The escalation of energy prices has led to higher transportation costs for the shipment of goods and components across the economy, which, in turn, has contributed to higher prices for consumers.
The March price figures solidify expectations that the Federal Reserve will raise rates aggressively in the coming months to try to slow borrowing and spending and tame high inflation. The financial markets, in fact, now foresee much steeper rate hikes this year than Fed officials had signaled as recently as last month.
Economists point out that since the economy emerged from the depths of the pandemic, consumers have been gradually broadening their spending beyond goods to include more services. A result is that high inflation, which at first had reflected mainly a shortage of goods — from cars and furniture to electronics and sports equipment — has been gradually emerging in services, too, like travel, health care and entertainment.
Economists generally express doubt that even the sharp rate hikes that are expected from the Fed will manage to reduce inflation anywhere near the central bank’s 2% annual target by the end of this year.
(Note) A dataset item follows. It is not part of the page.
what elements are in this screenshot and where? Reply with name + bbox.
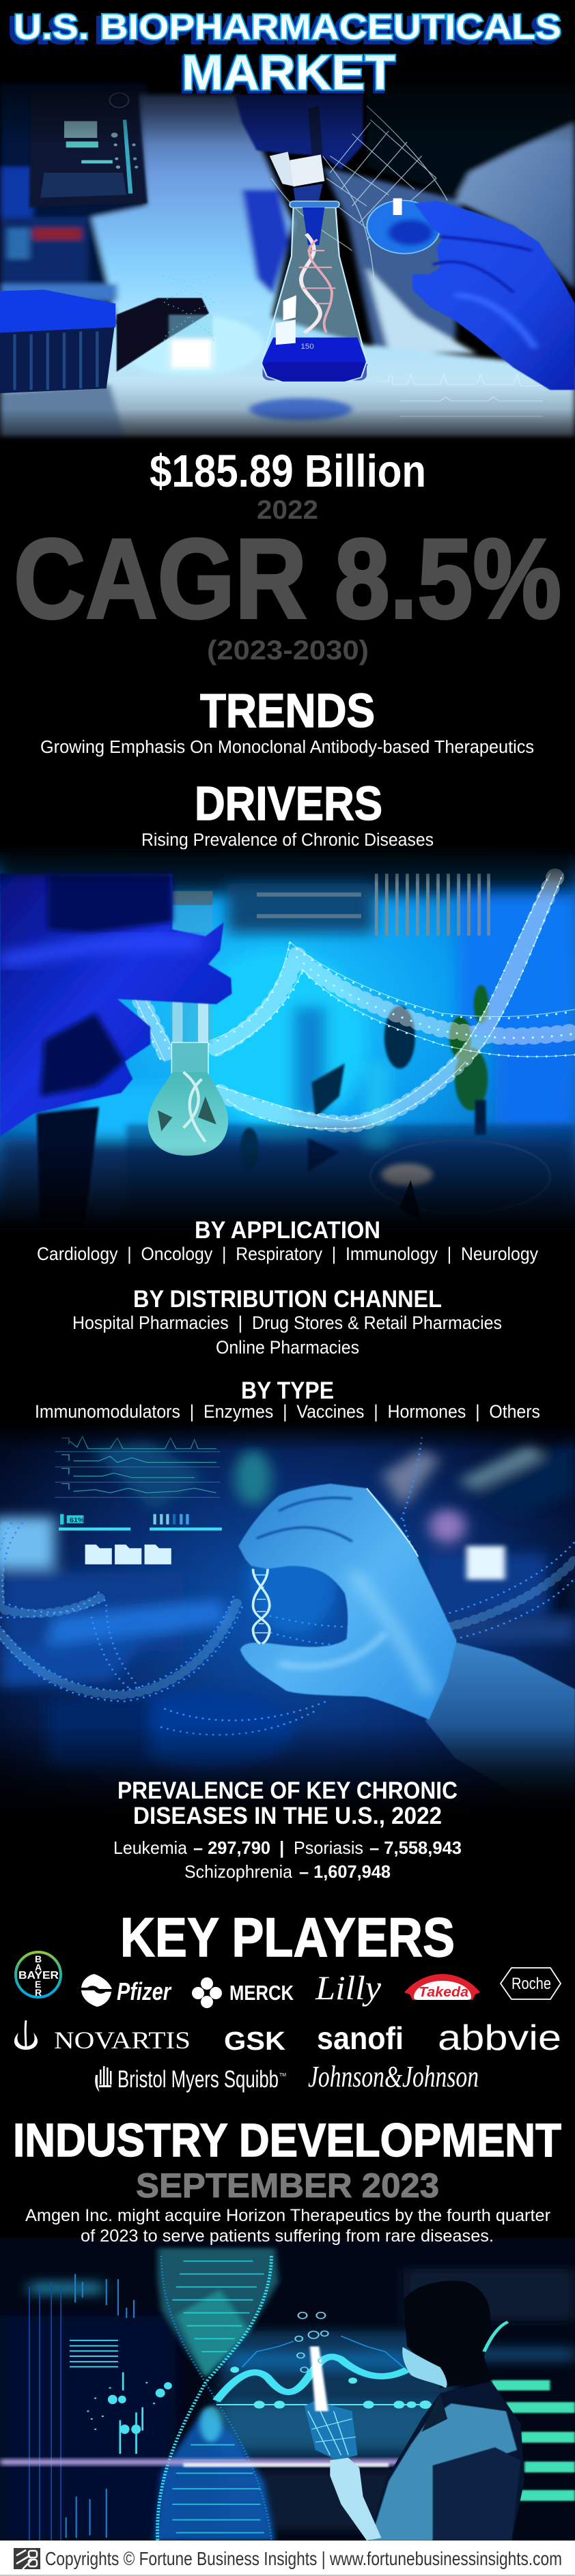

Luke Tilley, Wilmington Trust chief economist, said he expects year-over-year consumer inflation to still be 4.5% by the end of 2020. Before Russia’s invasion of Ukraine, he had forecast a much lower 3% rate.
Inflation, which had been largely under control for four decades, began to accelerate last spring as the U.S. and global economies rebounded with unexpected speed and strength from the brief but devastating coronavirus recession that began in the spring of 2020.
The recovery, fueled by huge infusions of government spending and super-low interest rates, caught businesses by surprise, forcing them to scramble to meet surging customer demand. Factories, ports and freight yards struggled to keep up, leading to chronic shipping delays and price spikes.